As I continue to explore/evaluate the relevance of the SEMAT Kernel to the future of software engineering, I’m finding that I’m liking it less and less. (For a quick introduction to the SEMAT Kernel, please go read this post, “Revolution, Or Malarkey?“, and then return back here if you’re still interested in what BD00 has to say.)
One of the principal creators of the SEMAT movement, Ivar Jacobson, subjectively asserts that:
“…using the SEMAT kernel to drive team behavior makes the team result focused instead of document driven or activity centric.” – Ivar Jacobson
Using the patented BD00 method of distorted analysis, let’s explore this bold proclamation further.
In the current definition of the SEMAT kernel, each of the seven top-level alphas in the SEMAT Kernel has a state whose value at any given moment is determined by the sub-states of a set of criteria items in a checklist. In addition, each sub-alpha itself has a checklist-determined state.

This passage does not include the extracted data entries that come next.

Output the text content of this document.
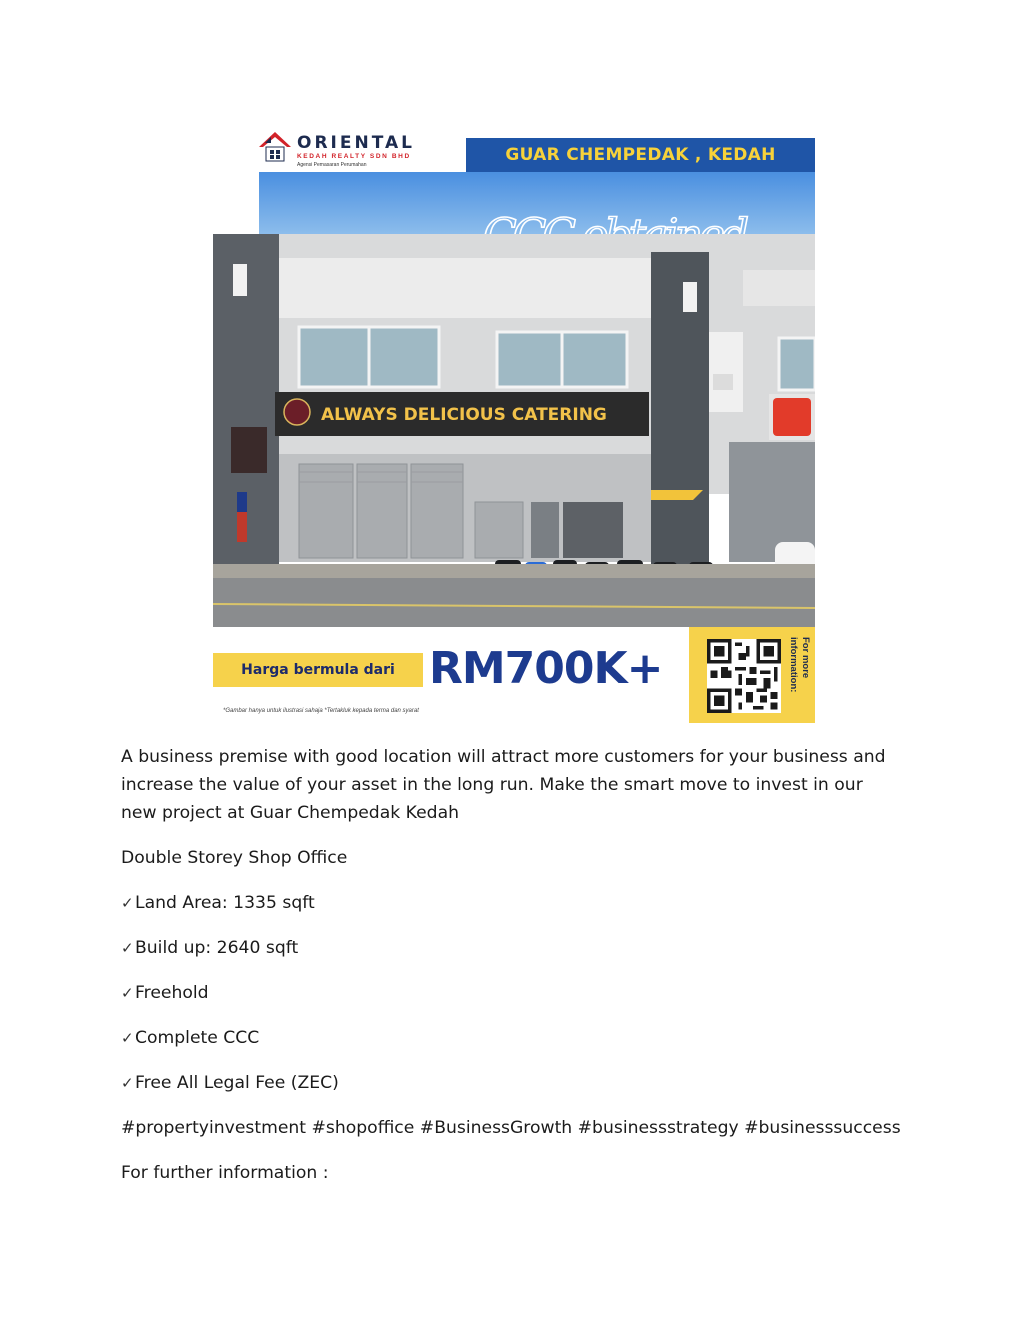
ORIENTAL
KEDAH REALTY SDN BHD
Agensi Pemasaran Perumahan	GUAR CHEMPEDAK , KEDAH
ALWAYS DELICIOUS CATERING
Harga bermula dari RM700K+	For more information:
*Gambar hanya untuk ilustrasi sahaja *Tertakluk kepada terma dan syarat

A business premise with good location will attract more customers for your business and increase the value of your asset in the long run. Make the smart move to invest in our new project at Guar Chempedak Kedah

Double Storey Shop Office

✓Land Area: 1335 sqft

✓Build up: 2640 sqft

✓Freehold

✓Complete CCC

✓Free All Legal Fee (ZEC)

#propertyinvestment #shopoffice #BusinessGrowth #businessstrategy #businesssuccess

For further information :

“Each state has a checklist that specifies the criteria needed to reach the state. It is these states that make the kernel actionable and enable it to guide the behavior of software development teams.” – “The Essence Of Software Engineering“
So, let’s look at some numbers for a small, hypothetical, SEMAT-based project. Assume the following definition of our project:
- 7 Alphas
- Each alpha has 3 Sub-Alphas
- Each checklist has 5 Items
With these metrics characterizing our project, we need to continuously track/update:
- 7 alpha states
- 7 * 3 = 21 Sub-alpha states
- 7 * 3 * 5 = 105 checklist item states
Man, that’s a lotto states for our relatively small, 21 sub-alpha project, no? It seems like the SEMAT team could be spending a lot of time in a state of confusion updating the checklist document(s) that dynamically track the state values. Thus,
“…using the SEMAT kernel to drive team behavior makes the team state focused instead of result focused.” – BD00
Unless result == state, Ivar may be mistaken.